Peter de Villiers is hoping to guide Zimbabwe's Sables to the 2019 Rugby World Cup in Japan like he did with his home country South Africa at New Zealand 2011. Photo by Stu Forster/Getty Images

African hopefuls seeking to secure a place at the 2019 Rugby World Cup begin their campaign towards the finals in Japan this weekend as the Rugby Africa Gold Cup, effectively the first round of qualifiers, kicks off across the continent.

Heavyweights South Africa are the only team from the continent that is guaranteed a place at the World Cup next year, with the likes of Zimbabwe, now led by ex-Springboks coach Peter de Villiers, Namibia and Kenya hoping to join them.

Zimbabwe, who have not been to the World Cup since it was hosted in England in 1991, start with a home clash against Morocco in Harare.

It should be a gentle opener for The Sables, who pulled off something of a coup to lure South Africa's 2011 World Cup coach De Villiers to the team.

He has been preparing the side at the High Performance Centre in Pretoria and says they are ready for competition.

"Bringing the boys here showed them another dimension of how high performance sport should be done," De Villiers told Sables TV.

"It's a different mentality, a different outlook and then everything is around them so you can easily be lost in circumstances like this if you are not used to it.

"They adapted quickly to this and they brought it onto the field. What worries me at the moment is that I had to do six-months work in three weeks; I might have overworked them a bit but luckily we have a few more weeks before we hit our first Test week.

"It is now my responsibility to manage the players and keep them fresh; to go onto the field fresh for our first game which is so important."

De Villiers admits that getting Zimbabwe to the World Cup is going to an uphill battle, given their history, the growing pedigree of other nations and the fact his players hold amateur status in the game.

"This is my biggest challenge but then again, I have got a good medical team around me that will advise me," he said.

"They tested all the players, they were all assessed medically and we know where they stand and we now know how to handle them; to really give them that top notch. So I'm really, really happy to know where we are now."

Morocco are coached by Frenchman Pierre Chadebech and have never appeared at the World Cup before.
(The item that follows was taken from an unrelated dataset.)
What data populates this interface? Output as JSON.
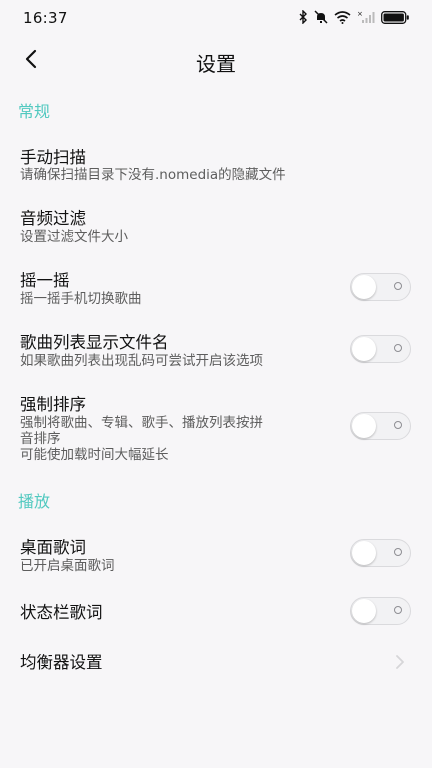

Namibia are the side with by far the most World Cup pedigree, having appeared at the last five tournaments, though a record of 19 games played and 19 defeats tells its own story.

They were much more competitive in 2015 though and can call on a number of players bred through the South African schooling and provincial system, which is a massive boost to their chances.

Welsh coach Phil Davies, who led the side so well in England three years ago, has been retained to take them to another World Cup, but he says this will be the toughest qualification process in some time as they open against Uganda in Windhoek on Saturday.

"This competition will be Namibia's toughest World Cup qualifier for the last ten years. Despite the challenge, we are confident because we have a very strong team with the talent, the mindset and the attitude needed to compete in this type of event," said Davies.

Uganda have been training in South Africa's Free State province under coach John Duncan and are also well-prepared.

"This camp will give us access to the expertise of coaches from the Cheetahs club to put the finishing touches on our preparations. We are eager to get out there and compete against the best in Africa," says South African Duncan.

The other two nations not involved in the opening weekend's matches are Tunisia, coached by South African Jaco Stoumann, and Kenya, who are led by the New Zealand duo of Ian Snook and Murray Roulston.

Kenya were due to build up to the tournament with a training camp in South Africa, but this was called off at the last minute due to a lack of funds.

The qualification competition involving the six teams is played in a round-robin format, with the final matches to be played on August 18.

The team with the most wins qualifies automatically for the World Cup in Japan, while the second-placed team goes into the Repechage competition that sees them face-off against nations on other continents for a place at the finals, which could take Africa's tally to three teams.